Metadata-Version: 2.4
Name: exclip
Version: 1.1
Summary: A wrapper package for CLIP, providing explanations for how the model compares images and captions.
Author-email: Lucas Moeller <lucasmoeller@icloud.com>, Pascal Tilli <pascal.tilli@ims.uni-stuttgart>
Project-URL: Homepage, https://github.com/lucasmllr/exCLIP
Project-URL: Bug Tracker, https://github.com/lucasmllr/exCLIP/issues
Classifier: Programming Language :: Python :: 3
Classifier: License :: OSI Approved :: MIT License
Classifier: Operating System :: OS Independent
Requires-Python: >=3.11
Description-Content-Type: text/markdown
License-File: LICENSE
Requires-Dist: numpy
Requires-Dist: torch
Requires-Dist: torchvision
Requires-Dist: tqdm
Requires-Dist: matplotlib
Requires-Dist: pillow
Requires-Dist: opencv-python
Requires-Dist: ftfy
Requires-Dist: regex
Requires-Dist: ipykernel
Requires-Dist: open_clip_torch
Dynamic: license-file

# exCLIP
This repository contains the code for the **TMLR'25** paper [*Explaining Caption-Image Interactions in CLIP Models with Second-Order Attributions*](https://openreview.net/forum?id=HUUL19U7HP).

We are still working on cleaning up the code to make it easily accessible and will be updating this repo over the next couple of days.
To stay tuned, we would be glad if you leave a star! 🤩

## Contribution

Our method enables to look into which part of a caption and an image CLIP matches.
We can make arbitrary selections over spans in captions and see which image regions correspond to them or vice versa.
This is demonstrated in the follwing plot.

![example](examples/demo_plot.png)

In the top row, we select spans in captions (yellow) and see what they correspond to in the image above. In the bottom row, we select bounding-boxes in the image (yellow) and see what they correspond to in the caption below. Heatmaps in both images and captions are red for positive and blue for negative values.

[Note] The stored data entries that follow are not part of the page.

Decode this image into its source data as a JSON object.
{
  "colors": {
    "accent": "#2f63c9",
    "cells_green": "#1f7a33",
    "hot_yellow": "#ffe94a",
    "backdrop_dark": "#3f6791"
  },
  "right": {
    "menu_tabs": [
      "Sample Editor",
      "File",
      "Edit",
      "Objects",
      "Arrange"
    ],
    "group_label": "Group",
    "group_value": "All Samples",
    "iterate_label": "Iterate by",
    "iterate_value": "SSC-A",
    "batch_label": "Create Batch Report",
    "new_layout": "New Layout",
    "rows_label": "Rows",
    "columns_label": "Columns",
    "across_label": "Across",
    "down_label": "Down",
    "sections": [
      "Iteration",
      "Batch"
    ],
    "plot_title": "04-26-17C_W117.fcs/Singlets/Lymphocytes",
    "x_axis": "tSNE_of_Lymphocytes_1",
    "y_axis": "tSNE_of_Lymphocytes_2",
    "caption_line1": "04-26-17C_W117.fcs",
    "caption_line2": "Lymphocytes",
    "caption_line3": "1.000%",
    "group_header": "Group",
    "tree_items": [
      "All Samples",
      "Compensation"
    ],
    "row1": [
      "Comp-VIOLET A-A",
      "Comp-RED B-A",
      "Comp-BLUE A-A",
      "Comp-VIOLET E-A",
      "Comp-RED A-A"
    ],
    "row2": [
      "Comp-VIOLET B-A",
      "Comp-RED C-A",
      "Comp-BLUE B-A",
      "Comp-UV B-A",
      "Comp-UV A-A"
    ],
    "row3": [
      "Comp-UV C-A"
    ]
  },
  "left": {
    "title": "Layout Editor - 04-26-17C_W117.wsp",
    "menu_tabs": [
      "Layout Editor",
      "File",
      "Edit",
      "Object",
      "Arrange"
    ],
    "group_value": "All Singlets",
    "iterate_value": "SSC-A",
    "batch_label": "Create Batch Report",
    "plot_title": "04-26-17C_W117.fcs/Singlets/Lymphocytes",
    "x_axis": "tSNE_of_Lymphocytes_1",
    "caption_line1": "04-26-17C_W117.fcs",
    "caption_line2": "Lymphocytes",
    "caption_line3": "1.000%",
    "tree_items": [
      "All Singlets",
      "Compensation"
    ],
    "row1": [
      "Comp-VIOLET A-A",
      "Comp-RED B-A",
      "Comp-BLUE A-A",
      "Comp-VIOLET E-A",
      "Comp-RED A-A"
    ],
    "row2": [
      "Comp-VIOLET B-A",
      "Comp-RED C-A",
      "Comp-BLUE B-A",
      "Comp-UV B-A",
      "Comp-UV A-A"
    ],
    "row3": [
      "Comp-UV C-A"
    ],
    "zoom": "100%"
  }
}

For all details, check out the paper!

## Installation

To use our `exclip` package, simply install it with (The pip version is currently behind, will be updated soon):
```bash
$ pip install exclip
```
You also need to install OpenAI's [clip](https://github.com/openai/CLIP) package with the following command (since it is not available on PyPI):
```bash
$ pip install git+https://github.com/openai/CLIP.git
```

Alternatively, you can directly install this repository:
```bash
$ pip install git+https://github.com/lucasmllr/exCLIP
```
or clone it and run `$ pip install .` inside the cloned directory.
The latter two versions already include the clip installation, too.

## Getting started
The following minimal example initializes a clip model, wraps it into our Explainer and computes interaction explanations for a given image-caption pair.
```python
import clip
from PIL import Image
from exclip import Explainer
from exclip.models.tokenization import ClipTokenizer

device = 'cuda:1'
model, prep = clip.load('ViT-B/16', device=device)
tokenizer = ClipTokenizer()
explainer = Explainer(model, device=device)

image = Image.open("examples/dogs.jpg")
caption = 'A white husky and a black dog running in a snow covered forest.'
txt_inpt = tokenizer.tokenize(caption).to(device)
img_inpt = prep(image).unsqueeze(0).to(device)

# computing explanations for all token-patch interactions between the image and caption
interactions = explainer.explain(txt_inpt, img_inpt)
```

This example is also inclued in `minimal_example_openai.py` and `minimap_example_open_clip.py` contains an equivalent for an OpenClip model. 

The `demo.ipynb` notebook also shows how to visualize the resulting explanations for different token ranges in the caption.